«On est différents, et c’est correct»: Arseneau invite Higgs à visiter le Nord

Le député Kevin Arseneau a interpellé le premier ministre Blaine Higgs sur Twitter pour lancer un appel à l’unité des communautés.  Il l’invite à visiter Kent-Nord et les circonscriptions du nord de la province.

Il l’invite à commencer son mandat «sur le bon pied.»

En entrevue, Kevin Arseneau précise son discours. Il croit que le premier ministre n’a pas d’aversion pour les francophones et le Nord, mais plutôt une «incompréhension».

Le député vert de gauche dit vouloir aider le chef conservateur à «comprendre la réalité» du Nord et des circonscriptions qui n’ont pas élu de député progressiste-conservateur.

Il exhorte aussi M. Higgs à s’excuser.

Après l’élection de lundi, le premier ministre a affirmé que certaines circonscriptions du Nord «voteraient toujours libéral» et que «Vous pourriez y présenter un abat-jour comme candidat libéral. Ça doit changer.»

En réalité, plusieurs circonscriptions du Nord et d’autres circonscriptions à majorité francophone ont élu des députés progressistes-conservateurs au fil des années.

Blaine Higgs a aussi affirmé à la CBC qu’il n’a pas échoué à accepter le nord de la province, mais que c’est plutôt le contraire. Il a attribué le peu de popularité de son parti dans ces circonscriptions au fait qu’il n’a pas fait de promesses coûteuses pour s’attirer leur vote.

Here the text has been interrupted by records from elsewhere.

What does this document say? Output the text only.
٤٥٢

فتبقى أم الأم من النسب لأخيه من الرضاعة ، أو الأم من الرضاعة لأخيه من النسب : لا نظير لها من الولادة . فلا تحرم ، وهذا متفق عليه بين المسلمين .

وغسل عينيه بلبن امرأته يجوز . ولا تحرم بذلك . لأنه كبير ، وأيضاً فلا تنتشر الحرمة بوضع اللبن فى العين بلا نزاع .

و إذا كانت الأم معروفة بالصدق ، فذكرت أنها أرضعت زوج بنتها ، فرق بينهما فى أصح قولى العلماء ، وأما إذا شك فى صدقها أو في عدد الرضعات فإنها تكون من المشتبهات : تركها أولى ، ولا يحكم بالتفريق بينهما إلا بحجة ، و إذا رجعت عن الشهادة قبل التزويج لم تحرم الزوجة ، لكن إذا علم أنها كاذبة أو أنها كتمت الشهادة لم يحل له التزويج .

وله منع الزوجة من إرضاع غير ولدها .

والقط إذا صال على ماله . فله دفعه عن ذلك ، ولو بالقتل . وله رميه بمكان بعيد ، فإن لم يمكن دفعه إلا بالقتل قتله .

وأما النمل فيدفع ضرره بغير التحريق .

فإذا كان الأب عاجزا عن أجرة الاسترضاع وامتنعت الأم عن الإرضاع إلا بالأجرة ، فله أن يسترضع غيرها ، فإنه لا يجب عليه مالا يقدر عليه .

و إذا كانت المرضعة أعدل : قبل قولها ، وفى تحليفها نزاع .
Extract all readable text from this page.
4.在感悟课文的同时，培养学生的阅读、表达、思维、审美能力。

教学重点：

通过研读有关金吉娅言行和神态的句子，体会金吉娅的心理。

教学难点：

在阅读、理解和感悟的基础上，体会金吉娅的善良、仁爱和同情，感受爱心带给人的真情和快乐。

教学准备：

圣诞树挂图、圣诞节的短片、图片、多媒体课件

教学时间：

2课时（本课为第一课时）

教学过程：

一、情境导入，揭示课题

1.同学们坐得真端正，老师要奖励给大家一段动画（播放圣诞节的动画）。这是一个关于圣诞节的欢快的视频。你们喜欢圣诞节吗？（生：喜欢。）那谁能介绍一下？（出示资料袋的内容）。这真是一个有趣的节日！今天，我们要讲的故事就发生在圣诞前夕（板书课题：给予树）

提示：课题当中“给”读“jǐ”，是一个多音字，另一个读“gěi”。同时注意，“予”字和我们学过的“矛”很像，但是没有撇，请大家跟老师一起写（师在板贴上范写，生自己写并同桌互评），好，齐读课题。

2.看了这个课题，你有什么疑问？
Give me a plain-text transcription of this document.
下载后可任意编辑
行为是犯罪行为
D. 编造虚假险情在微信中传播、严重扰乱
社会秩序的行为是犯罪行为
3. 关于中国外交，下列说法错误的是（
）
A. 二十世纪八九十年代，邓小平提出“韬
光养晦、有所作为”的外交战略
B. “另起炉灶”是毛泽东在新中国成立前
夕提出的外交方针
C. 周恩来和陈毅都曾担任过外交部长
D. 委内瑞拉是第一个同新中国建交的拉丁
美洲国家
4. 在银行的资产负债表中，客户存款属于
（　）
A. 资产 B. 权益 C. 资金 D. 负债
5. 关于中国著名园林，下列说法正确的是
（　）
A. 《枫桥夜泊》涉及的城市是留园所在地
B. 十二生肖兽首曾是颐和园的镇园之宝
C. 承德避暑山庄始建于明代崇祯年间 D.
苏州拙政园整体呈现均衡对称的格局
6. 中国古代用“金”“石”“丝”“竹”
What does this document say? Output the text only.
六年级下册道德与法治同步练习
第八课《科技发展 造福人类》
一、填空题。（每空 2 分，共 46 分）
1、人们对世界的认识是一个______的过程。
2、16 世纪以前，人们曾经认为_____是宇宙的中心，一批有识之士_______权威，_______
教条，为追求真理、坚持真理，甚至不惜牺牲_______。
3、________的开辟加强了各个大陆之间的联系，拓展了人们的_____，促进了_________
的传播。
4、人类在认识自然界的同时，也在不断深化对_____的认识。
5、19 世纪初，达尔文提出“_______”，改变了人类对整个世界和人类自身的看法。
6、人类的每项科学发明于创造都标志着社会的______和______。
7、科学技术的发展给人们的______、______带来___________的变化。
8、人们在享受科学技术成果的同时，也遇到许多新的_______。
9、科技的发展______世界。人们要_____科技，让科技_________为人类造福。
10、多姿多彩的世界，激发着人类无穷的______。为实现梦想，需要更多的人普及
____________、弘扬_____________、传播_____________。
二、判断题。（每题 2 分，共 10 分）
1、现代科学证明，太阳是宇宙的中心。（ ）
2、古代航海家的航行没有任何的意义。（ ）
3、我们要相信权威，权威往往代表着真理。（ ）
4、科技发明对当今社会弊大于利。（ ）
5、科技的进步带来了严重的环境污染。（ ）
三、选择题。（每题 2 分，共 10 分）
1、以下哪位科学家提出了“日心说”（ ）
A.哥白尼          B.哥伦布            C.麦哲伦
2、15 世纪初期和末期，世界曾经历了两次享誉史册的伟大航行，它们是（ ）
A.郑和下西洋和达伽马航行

«Je ne pense pas que c’est exagéré que les communautés francophones et anglophones du Nord demandent des excuses pour ces commentaires-là.»

Kevin Arseneau croit que le premier ministre devrait plutôt s’interroger sur la raison pour laquelle les électeurs du Nord ont choisi d’aller voir ailleurs.

«C’est à nous, comme personnes faisant partie de la classe politique, d’essayer de comprendre ça et de corriger le tir tout en sachant qu’on ne pourra jamais plaire à 100% des gens. Mais lorsqu’on se met à dos un groupe de personnes, je pense qu’on devrait avoir l’humilité de se demander pourquoi», dit le politicien.

Reconnaître la différence

Le député de Kent-Nord fait remarquer que Blaine Higgs préfère parler du peuple Néo-Brunswickois plutôt que d’Acadiens, de francophones ou d’anglophones.

«Il essaie de rassembler tout le monde autour du fait qu’on est Néo-Brunswickois, mais je pense que l’unité se fait dans la diversité. Il faut d’abord et avant tout comprendre qu’on est différents, et que c’est correct», dit le député.

«Le Nouveau-Brunswick, c’est une province géographique, ce n’est pas une culture».

Il estime que sa circonscription de Kent-Nord pourrait servir d’exemple de diversité qui fonctionne bien, puisqu’il y a bon nombre de francophones, d’anglophones, d’autochtones et d’immigrants.

Selon Kevin Arseneau, si Blaine Higgs a l’impression que les francophones ne lui font pas confiance, il n’est pas complètement à côté de la plaque non plus.

«Son discours de “les francophones ne m’acceptent pas” existe pour une raison. Je pense que les gens ont des craintes qui sont fondées pour plusieurs raisons.»

Le premier ministre a gouverné de concert avec la People’s Alliance pendant deux ans, un parti qui s’oppose au bilinguisme officiel dans sa forme actuelle.

«La seule fois qu’il a parlé de la langue pendant la campagne, c’était pour dire qu’il était ouvert à baisser les exigences linguistiques dans la fonction publique», souligne aussi Kevin Arseneau.

L’Acadie Nouvelle a contacté le bureau du premier ministre pour obtenir un commentaire de la part du premier ministre, que nous n’avons pas obtenu avant notre heure de tombée.